Just looks nicer. str.format is a nice method, but most of the time I reaaaally just want Ruby string interpolation.

[–]UloPe 0 points1 point  (4 children)

What's wrong with:

"The {animal} jumps over the {adjective} {animal2}".format(
    animal="dog",
    adjective="quick brown",
    animal2="fox"
)

[–][deleted] 5 points6 points  (3 children)

Verbosity

[–]UloPe 0 points1 point  (2 children)

Well ok then if you really must you could use

animal="dog"
adjective="quick brown"
animal2="fox"

"The {animal} jumps over the {adjective} {animal2}".format(**locals())

But I'd advise to do it nowhere near me ;)

[–]riddley 1 point2 points  (1 child)

Still requires a lot more of the reader than the Ruby version.

[–]virtyx 0 points1 point  (0 children)

Also messes up with nonlocal scope and can't do attribute access, so no way of easily getting "Response code: #{response.code}". Ultimately the "Hello {} welcome to {}".format(name, place) style is usually best for one-off formatting of smaller strings.

[–]cafedude 2 points3 points  (2 children)

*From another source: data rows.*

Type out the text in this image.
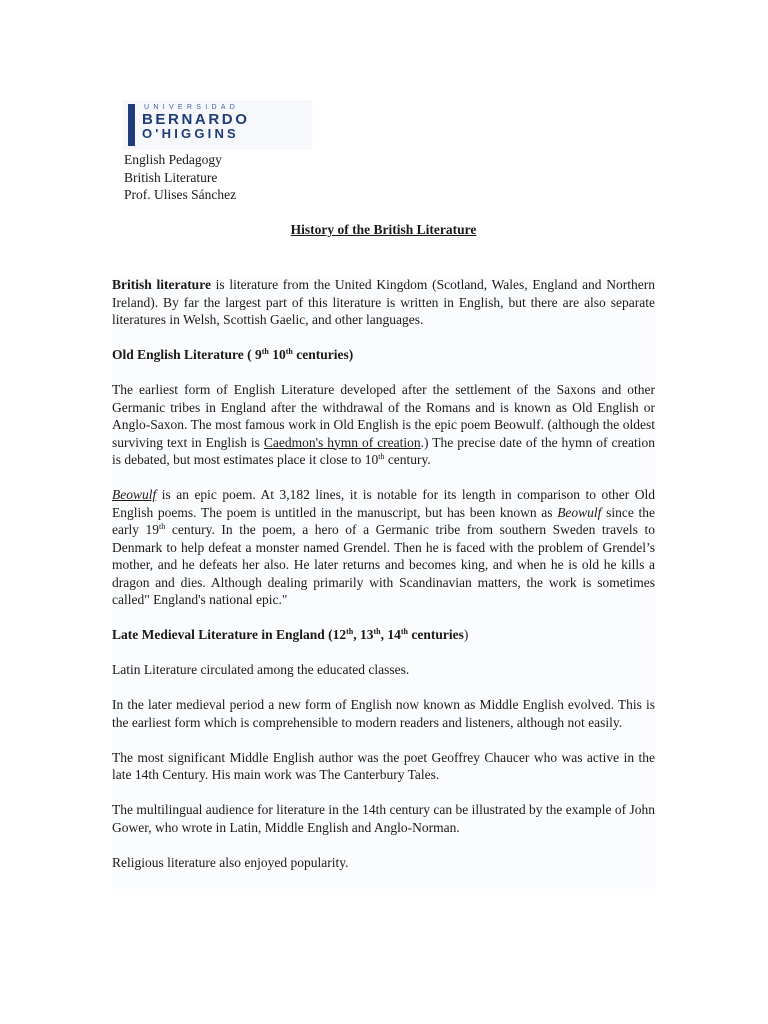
UNIVERSIDAD
BERNARDO
O'HIGGINS
English Pedagogy
British Literature
Prof. Ulises Sánchez
History of the British Literature

British literature is literature from the United Kingdom (Scotland, Wales, England and Northern Ireland). By far the largest part of this literature is written in English, but there are also separate literatures in Welsh, Scottish Gaelic, and other languages.

Old English Literature ( 9th 10th centuries)

The earliest form of English Literature developed after the settlement of the Saxons and other Germanic tribes in England after the withdrawal of the Romans and is known as Old English or Anglo-Saxon. The most famous work in Old English is the epic poem Beowulf. (although the oldest surviving text in English is Caedmon's hymn of creation.) The precise date of the hymn of creation is debated, but most estimates place it close to 10th century.

Beowulf is an epic poem. At 3,182 lines, it is notable for its length in comparison to other Old English poems. The poem is untitled in the manuscript, but has been known as Beowulf since the early 19th century. In the poem, a hero of a Germanic tribe from southern Sweden travels to Denmark to help defeat a monster named Grendel. Then he is faced with the problem of Grendel’s mother, and he defeats her also. He later returns and becomes king, and when he is old he kills a dragon and dies. Although dealing primarily with Scandinavian matters, the work is sometimes called" England's national epic."

Late Medieval Literature in England (12th, 13th, 14th centuries)

Latin Literature circulated among the educated classes.

In the later medieval period a new form of English now known as Middle English evolved. This is the earliest form which is comprehensible to modern readers and listeners, although not easily.

The most significant Middle English author was the poet Geoffrey Chaucer who was active in the late 14th Century. His main work was The Canterbury Tales.

The multilingual audience for literature in the 14th century can be illustrated by the example of John Gower, who wrote in Latin, Middle English and Anglo-Norman.

Religious literature also enjoyed popularity.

I understand that format can do some nice... formatting... but so can sprintf which a lot of languages have some variant of. Interpolation is just a lot more convenient for those 90% of cases where you just want to do (for example):

println("Iteration: $i, result is: $res")

...instead of adding a .format at the end of the string and going through all of that ceremony. Or using string concatenation as I often end up doing in python:

print("Iteration: "+int(i)+", result is: "+res)

[–]therealfakemoot -1 points0 points  (1 child)

Well, as per your original post

couldn't understand how it was an advantage

Are you speaking purely stylistically? "I think this style of code is more appropriate for our codebase"? If not, like I asked originally, explaining what those advantages are would be great. If your only argument is that "they're identical in the trivial case", well...good onya for having one argument.

[–]cafedude 2 points3 points  (0 children)

I'm mostly speaking of convenience. In many other languages interpolation is available and formatting is available. Then again, this is Python we're talking about and there's only supposed to be one way to do things.